Study Watch is already slated to be used in several studies, including the Personalized Parkinson’s Project, a study to identify patterns in the progression of Parkinson’s disease, and the forthcoming Project Baseline study that explores transitions between health and disease.
What Is Baseline?
If you are not yet familiar with the Project Baseline study, you can look at it as Google’s effort to understand how and why people get sick, with the ultimate goal of improving human health. Verily has already announced (also in April 2017) the first Baseline project. Conducted in collaboration with Duke University and Stanford Medicine, the four-year study will recruit up to 10,000 patients to understand how people transition from healthy to sick and identify risk factors for diseases. Participants will be recruited in California and North Carolina. A recent article from Fortune notes the project will collect data and biological samples such as blood and saliva. The data will be gathered from participants via repeat clinical visits, surveys and polls, and the Study Watch with Baseline mobile app.
“That means the Project Baseline study dataset will include clinical, molecular, imaging, self-reported, behavioral, environmental, sensor, and other health-related measurements,” says Jessica Mega, chief medical officer for Verily, in a recent blog post. “To organize this Information we are creating an infrastructure that can process multi-dimensional health data, much of which has never been combined for an individual. Our vision is that this data platform can serve as a single query source and may be used for more seamless data integration and collaboration.”
Verily acknowledges its vision cannot be reached by operating in a silo. Therefore, it is working closely with industry partners. In addition to Duke and Stanford, teams across Verily are connecting with partners from academia, medicine, science, patient advocacy, engineering, and design. Additionally, de-identified data from the study will be made available to qualified researchers in the future to spur new ideas. The participants in the study will also have the option of receiving certain data and health results to share with their physicians.
“The Project Baseline study is therefore a united effort to map human health,” adds Mega. “To achieve this goal, we are creating a new set of tools for medical discovery, with the aspiration that these tools and others from the broader community will pave the way for rich real-world insights, and potentially add to the way care is delivered.”
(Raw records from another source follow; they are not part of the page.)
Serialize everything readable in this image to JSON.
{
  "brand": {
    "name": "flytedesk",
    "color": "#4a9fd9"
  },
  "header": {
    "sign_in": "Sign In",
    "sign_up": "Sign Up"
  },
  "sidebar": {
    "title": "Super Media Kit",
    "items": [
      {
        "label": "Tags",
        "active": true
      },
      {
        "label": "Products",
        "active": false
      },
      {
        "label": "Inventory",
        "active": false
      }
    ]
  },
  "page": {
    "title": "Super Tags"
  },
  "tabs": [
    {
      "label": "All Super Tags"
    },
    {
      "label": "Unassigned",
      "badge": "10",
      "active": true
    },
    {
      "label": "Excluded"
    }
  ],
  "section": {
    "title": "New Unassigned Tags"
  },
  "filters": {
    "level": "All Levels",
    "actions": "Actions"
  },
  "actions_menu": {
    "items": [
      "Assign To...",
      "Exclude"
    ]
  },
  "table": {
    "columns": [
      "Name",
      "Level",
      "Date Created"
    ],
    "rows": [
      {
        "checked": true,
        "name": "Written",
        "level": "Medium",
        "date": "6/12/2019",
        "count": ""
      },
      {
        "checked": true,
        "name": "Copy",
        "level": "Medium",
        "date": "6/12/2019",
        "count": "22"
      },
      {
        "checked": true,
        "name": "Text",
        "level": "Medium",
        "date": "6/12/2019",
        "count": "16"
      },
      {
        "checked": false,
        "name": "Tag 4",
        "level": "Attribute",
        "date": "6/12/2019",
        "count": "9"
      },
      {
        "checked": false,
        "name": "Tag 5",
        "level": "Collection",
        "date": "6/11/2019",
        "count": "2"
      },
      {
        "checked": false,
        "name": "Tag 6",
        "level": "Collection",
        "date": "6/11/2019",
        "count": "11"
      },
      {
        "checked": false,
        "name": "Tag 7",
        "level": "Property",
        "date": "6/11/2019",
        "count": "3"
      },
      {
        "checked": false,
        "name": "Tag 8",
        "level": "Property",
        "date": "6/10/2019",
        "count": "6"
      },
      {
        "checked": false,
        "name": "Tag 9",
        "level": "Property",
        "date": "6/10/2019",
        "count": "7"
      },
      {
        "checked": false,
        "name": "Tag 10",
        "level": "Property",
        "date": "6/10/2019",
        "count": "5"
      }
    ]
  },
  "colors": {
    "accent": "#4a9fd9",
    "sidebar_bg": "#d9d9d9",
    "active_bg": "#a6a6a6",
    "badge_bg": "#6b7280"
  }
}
With the Apple Watch already gaining traction in the clinical space, will the entrance of Study Watch create a technology clash of the titans between Google and Apple? Not yet. The Apple Watch was certainly marketed to consumers as a competitor to other fitness wearables on the market. When combined with the ResearchKit app, the watch becomes a tool for clinical researchers. But if you are thinking about picking up a Study Watch for yourself, you will have to put those plans on hold. Verily has stated the watch is not for sale, and is currently being used for research purposes only.